Quand je suis arrivé au ministère de l'Économie en juin 2007, je m'étais fixé comme objectif de simplifier l'univers complexe de l'entrepreneuriat. Avec cette idée en tête, j'ai rapidement mis en place trois groupes de travail à Bercy chargés de travailler sur trois thèmes liés à la création d'entreprises : la fiscalité, le social et le réglementaire. Ces groupes de travail composés de praticiens, entrepreneurs, avocats, notaires, experts comptables avaient des consignes claires : donner sur ces trois sujets les mesures de simplification les plus importantes et radicales à leurs yeux.
Les travaux ont été rendus fin 2007 et au premier rang des propositions, celle qui est apparue comme la plus “nécessaire” était la création d'un régime simplifié d'activité. Nous avons ensuite mis en place un nouveau groupe de travail, nommé un expert, en l'occurrence François HUREL à l'époque (Ndlr : aujourd'hui président de l'UAE, l'Union des auto-entrepreneurs), afin qu'il rédige un rapport sur la création d'un régime simplifié d'entreprise. Ce travail m'a servi notamment à convaincre les administrations en charge de valider le bien-fondé du projet. Une fois cette “étape” passée, nous avons adapté ledit rapport à la sauce du cabinet : nous avons rapidement mis en place une immatriculation en ligne et la fusion des prélèvements sociaux et fiscaux, sujet révolutionnaire à l'époque.
Au départ, nous voulions donc aider les personnes qui souhaitaient créer une entreprise à mettre le pied à l'étrier en minimisant les risques notamment grâce à la règle : “pas de chiffre d'affaires, pas de charges”. Il y avait une idée de pouvoir tester son activité finalement.
Mais très vite, deux typologies d'utilisation de l'auto-entreprise sont apparues, avec pour fondement deux volontés complètement différentes :
- Le projet de création d'entreprise à proprement parler
- Le souhait de compléter ses revenus : par exemple le retraité, le salarié, l'étudiant désirant arrondir leurs fins de mois
Rapidement le succès a dépassé la seule simplification qui en avait été le but initial. Je me rappelle avoir inauguré en octobre 2008 un salon des TPE/PME dans lequel un stand sur l'auto-entreprise renseignait déjà sur le sujet alors que le régime n'existait pas encore officiellement !

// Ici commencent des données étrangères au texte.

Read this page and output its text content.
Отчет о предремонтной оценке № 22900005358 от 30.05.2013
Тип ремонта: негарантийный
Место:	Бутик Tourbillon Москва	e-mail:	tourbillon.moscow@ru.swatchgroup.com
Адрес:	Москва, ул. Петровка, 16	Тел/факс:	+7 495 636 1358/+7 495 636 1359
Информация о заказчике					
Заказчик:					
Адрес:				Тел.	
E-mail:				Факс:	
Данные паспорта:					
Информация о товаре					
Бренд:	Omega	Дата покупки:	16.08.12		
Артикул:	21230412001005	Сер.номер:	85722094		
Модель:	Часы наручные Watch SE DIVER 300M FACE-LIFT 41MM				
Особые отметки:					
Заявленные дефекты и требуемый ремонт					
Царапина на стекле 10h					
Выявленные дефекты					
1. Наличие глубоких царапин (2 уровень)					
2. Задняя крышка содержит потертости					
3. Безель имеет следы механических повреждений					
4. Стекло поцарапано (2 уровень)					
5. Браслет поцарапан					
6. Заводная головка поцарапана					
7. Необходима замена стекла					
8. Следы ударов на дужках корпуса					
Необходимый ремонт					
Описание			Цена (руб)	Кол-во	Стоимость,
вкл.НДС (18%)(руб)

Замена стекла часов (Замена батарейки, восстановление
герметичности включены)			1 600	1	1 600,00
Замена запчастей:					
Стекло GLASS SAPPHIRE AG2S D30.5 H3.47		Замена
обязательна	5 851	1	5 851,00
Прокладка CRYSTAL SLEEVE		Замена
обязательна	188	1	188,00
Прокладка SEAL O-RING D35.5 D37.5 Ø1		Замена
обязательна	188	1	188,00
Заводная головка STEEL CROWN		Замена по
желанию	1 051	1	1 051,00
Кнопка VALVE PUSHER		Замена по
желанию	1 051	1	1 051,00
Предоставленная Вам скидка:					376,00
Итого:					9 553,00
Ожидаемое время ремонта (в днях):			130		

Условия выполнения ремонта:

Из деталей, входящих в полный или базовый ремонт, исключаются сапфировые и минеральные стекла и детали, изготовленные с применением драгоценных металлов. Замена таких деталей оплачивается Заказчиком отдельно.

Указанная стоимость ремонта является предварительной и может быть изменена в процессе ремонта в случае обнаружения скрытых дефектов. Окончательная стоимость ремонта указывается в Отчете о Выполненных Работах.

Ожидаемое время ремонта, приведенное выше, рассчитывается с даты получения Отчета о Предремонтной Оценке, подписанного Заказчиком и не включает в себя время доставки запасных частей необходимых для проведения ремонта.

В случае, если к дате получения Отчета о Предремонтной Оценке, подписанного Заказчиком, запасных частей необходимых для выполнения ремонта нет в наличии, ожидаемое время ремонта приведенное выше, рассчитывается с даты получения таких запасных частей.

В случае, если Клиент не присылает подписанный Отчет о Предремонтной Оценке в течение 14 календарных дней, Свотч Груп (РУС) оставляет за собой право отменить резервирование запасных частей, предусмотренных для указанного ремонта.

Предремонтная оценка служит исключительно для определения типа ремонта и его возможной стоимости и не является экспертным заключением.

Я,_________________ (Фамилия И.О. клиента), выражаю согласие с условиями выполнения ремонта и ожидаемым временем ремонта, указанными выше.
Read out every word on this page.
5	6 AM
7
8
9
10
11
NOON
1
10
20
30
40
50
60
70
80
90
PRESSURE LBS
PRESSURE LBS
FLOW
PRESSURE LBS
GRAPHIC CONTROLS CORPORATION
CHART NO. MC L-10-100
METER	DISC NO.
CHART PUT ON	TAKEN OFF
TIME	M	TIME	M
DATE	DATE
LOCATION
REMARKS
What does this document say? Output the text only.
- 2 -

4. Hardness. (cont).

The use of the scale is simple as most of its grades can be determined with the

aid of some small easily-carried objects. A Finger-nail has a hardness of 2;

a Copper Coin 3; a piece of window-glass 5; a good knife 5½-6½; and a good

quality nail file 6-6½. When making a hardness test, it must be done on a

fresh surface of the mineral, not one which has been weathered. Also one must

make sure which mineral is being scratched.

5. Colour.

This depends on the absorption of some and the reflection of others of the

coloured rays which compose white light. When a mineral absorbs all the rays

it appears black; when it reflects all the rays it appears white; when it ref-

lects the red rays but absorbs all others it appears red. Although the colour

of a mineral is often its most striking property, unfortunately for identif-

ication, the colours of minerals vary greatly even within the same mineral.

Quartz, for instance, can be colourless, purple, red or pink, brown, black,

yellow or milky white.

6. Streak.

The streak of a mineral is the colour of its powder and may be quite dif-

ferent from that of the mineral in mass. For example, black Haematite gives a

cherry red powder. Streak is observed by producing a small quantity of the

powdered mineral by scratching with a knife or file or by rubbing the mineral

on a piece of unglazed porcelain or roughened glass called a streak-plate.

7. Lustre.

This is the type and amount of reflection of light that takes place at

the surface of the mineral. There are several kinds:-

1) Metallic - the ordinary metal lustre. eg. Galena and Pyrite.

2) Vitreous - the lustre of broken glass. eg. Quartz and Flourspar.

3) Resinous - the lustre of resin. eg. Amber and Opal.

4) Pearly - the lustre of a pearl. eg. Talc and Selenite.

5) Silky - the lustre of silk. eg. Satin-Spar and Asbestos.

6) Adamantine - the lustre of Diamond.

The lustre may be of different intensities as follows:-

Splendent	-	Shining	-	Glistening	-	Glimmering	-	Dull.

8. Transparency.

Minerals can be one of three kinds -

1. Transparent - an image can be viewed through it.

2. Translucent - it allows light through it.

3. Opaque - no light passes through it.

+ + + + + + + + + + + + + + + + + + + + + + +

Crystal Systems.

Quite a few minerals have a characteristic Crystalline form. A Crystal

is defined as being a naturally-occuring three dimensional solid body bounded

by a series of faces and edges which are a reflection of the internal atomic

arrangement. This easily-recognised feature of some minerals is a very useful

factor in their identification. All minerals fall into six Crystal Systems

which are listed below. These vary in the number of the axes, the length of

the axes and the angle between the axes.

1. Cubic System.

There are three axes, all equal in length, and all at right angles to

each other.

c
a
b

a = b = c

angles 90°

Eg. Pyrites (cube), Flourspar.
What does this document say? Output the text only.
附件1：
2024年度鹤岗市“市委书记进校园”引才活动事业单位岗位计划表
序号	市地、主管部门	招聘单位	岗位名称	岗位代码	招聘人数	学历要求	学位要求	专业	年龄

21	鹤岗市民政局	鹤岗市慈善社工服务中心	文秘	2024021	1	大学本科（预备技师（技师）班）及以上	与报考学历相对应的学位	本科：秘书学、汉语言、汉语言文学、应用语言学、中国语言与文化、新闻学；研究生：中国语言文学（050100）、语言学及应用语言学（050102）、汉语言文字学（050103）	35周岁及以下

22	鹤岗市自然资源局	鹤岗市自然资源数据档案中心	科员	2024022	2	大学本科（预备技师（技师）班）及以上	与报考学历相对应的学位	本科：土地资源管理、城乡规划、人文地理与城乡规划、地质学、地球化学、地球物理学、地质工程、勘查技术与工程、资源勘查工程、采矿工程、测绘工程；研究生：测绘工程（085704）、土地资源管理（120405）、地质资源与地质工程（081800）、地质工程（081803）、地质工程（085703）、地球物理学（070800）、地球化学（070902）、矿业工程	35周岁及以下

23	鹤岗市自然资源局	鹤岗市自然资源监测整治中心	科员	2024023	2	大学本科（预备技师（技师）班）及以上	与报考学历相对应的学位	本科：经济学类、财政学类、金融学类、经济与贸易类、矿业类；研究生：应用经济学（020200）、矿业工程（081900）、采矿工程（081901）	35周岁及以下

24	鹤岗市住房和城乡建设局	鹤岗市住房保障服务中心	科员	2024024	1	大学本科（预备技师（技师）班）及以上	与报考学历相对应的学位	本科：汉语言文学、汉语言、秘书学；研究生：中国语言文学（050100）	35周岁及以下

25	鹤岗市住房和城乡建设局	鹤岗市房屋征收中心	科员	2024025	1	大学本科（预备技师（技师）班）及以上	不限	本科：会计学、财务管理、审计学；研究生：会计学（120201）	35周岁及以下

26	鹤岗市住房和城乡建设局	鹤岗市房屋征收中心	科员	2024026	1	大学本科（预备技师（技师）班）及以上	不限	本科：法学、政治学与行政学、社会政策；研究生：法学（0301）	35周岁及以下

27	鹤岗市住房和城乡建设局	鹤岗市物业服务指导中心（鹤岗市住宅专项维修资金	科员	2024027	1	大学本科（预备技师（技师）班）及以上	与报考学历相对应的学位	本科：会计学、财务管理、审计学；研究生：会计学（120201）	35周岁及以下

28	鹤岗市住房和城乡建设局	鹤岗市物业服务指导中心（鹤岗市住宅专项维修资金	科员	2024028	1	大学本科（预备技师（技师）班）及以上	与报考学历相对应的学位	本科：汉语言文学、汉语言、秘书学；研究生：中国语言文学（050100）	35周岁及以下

Une queue interminable se tenait dans le salon pour venir découvrir ce nouveau mode d'entrepreneuriat. Je me suis dit qu'il se passait quelque chose.
On a créé un site internet dans la foulée, toujours avant la mise en place officielle du dispositif : 30 000 personnes se sont inscrites pour se renseigner en quelques semaines… Je me suis rapidement rendu compte que ce que nous avions créé répondait à des enjeux sociaux plus grands.